Po homilii odbył się obrzęd błogosławieństwa zastępowych.
Dobre Miasto. Obrzęd błogosławieństwa zastępowych KSM Archidiecezji Warmińskiej
- Podoba mi się formacja, którą proponuje stowarzyszenie - mówi nowa zastępowa Ola Nicewicz z KSM Mrągowo. - Przez posługę mogę pomagać innym, zbliżać ich do Pana Boga. Tu razem idziemy, razem jako ludzie, razem jako ja i Bóg. Nowe zadanie, które zostało mi dziś dane, jest bardzo ważne. To duża odpowiedzialność, do której uzdalnia mnie dzisiejsze błogosławieństwo - uważa Ola.

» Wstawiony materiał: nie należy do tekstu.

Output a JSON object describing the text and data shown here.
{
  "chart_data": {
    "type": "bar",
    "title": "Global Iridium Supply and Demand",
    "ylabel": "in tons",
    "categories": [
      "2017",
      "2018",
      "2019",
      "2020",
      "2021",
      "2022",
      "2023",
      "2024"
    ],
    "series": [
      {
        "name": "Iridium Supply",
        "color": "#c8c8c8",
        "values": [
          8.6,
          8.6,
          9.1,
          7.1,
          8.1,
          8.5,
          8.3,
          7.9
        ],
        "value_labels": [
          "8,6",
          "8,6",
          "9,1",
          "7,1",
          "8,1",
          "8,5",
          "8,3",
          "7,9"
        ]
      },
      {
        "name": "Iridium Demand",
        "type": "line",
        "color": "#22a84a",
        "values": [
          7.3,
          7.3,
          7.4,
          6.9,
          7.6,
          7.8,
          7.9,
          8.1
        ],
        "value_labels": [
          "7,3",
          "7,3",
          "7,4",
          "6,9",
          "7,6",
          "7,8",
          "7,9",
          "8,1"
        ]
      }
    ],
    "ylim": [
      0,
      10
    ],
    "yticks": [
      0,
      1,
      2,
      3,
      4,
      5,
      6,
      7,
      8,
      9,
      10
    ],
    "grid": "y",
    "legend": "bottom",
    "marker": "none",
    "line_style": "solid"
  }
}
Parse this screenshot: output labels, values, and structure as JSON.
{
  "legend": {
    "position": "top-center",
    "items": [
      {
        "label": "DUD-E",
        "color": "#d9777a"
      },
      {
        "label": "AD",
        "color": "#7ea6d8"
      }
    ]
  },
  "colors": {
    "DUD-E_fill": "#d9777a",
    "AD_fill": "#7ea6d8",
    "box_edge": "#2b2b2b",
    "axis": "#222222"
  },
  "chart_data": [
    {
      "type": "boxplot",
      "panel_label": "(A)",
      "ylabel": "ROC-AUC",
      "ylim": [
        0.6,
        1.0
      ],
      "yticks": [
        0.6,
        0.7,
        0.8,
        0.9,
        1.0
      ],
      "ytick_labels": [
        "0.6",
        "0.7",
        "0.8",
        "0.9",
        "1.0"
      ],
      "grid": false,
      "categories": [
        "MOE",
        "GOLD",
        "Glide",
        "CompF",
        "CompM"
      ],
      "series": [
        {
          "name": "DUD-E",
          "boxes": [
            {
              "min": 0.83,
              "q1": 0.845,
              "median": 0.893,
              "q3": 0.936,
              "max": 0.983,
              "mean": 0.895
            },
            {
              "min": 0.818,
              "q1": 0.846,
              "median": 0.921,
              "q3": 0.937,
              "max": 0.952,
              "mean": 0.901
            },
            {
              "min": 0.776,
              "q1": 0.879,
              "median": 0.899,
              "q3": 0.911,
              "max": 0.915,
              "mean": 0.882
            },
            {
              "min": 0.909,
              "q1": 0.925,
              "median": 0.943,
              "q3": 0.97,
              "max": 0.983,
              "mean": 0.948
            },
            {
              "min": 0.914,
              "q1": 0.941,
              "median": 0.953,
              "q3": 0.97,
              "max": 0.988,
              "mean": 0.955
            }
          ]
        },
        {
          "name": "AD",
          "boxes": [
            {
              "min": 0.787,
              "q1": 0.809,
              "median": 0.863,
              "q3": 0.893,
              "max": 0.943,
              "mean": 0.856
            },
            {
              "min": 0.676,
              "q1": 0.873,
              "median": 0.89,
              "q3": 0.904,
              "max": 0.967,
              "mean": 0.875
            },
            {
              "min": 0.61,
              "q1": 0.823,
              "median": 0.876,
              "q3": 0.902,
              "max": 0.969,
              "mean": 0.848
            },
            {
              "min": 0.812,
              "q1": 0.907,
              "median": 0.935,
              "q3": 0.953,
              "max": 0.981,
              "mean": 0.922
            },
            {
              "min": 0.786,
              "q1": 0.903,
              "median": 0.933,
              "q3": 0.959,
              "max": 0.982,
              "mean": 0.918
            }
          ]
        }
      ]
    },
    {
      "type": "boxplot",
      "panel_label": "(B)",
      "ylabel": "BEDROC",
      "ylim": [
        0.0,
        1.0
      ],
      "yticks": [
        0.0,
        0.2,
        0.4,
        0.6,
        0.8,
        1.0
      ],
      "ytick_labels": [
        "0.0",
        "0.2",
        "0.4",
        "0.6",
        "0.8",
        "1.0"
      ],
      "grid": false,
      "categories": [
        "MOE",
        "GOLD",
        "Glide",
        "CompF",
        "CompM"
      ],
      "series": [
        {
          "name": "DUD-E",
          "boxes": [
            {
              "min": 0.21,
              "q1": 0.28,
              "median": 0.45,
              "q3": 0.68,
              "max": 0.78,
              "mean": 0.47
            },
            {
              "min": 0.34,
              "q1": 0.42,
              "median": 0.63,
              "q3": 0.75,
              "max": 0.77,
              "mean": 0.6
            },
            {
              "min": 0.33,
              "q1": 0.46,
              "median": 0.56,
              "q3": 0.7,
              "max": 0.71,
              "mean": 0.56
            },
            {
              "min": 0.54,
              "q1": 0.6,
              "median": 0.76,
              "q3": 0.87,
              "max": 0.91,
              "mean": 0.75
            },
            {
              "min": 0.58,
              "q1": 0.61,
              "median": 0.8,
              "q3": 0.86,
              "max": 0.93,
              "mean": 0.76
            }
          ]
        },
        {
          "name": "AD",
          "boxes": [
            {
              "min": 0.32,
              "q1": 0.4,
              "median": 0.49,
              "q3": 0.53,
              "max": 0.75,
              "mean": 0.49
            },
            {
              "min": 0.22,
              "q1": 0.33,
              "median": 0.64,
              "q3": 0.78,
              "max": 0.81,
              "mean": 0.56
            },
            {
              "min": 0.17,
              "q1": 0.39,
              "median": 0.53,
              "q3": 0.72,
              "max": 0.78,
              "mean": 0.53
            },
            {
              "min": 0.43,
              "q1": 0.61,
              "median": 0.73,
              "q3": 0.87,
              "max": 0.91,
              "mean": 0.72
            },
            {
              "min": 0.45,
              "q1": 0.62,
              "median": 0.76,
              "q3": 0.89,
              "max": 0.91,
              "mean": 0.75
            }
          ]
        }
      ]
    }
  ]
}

- Zastępowy ma służyć sobą, swoją wiedzą i przygotowaniem dla innych - wyjaśnia Aleksander Grodzki z KSM Józef. - Będziemy prowadzić spotkania formacyjne i tożsamościowe w KSM. Dostajemy różne misje, choćby prowadzeni grupy muzycznej - dodaje. - Stowarzyszenie kształtuje mnie. Relacje dają wiele radości i dobrych chwil. Kiedy jest mi ciężko, myślę, że już w tym życiu nie dam rady, idę na spotkanie. I już widzę, że przecież nie jest tak źle. Mam super znajomych, mam dobre wspomnienia. Mam Jezusa, który mnie prowadzi - uśmiecha się Aleksander.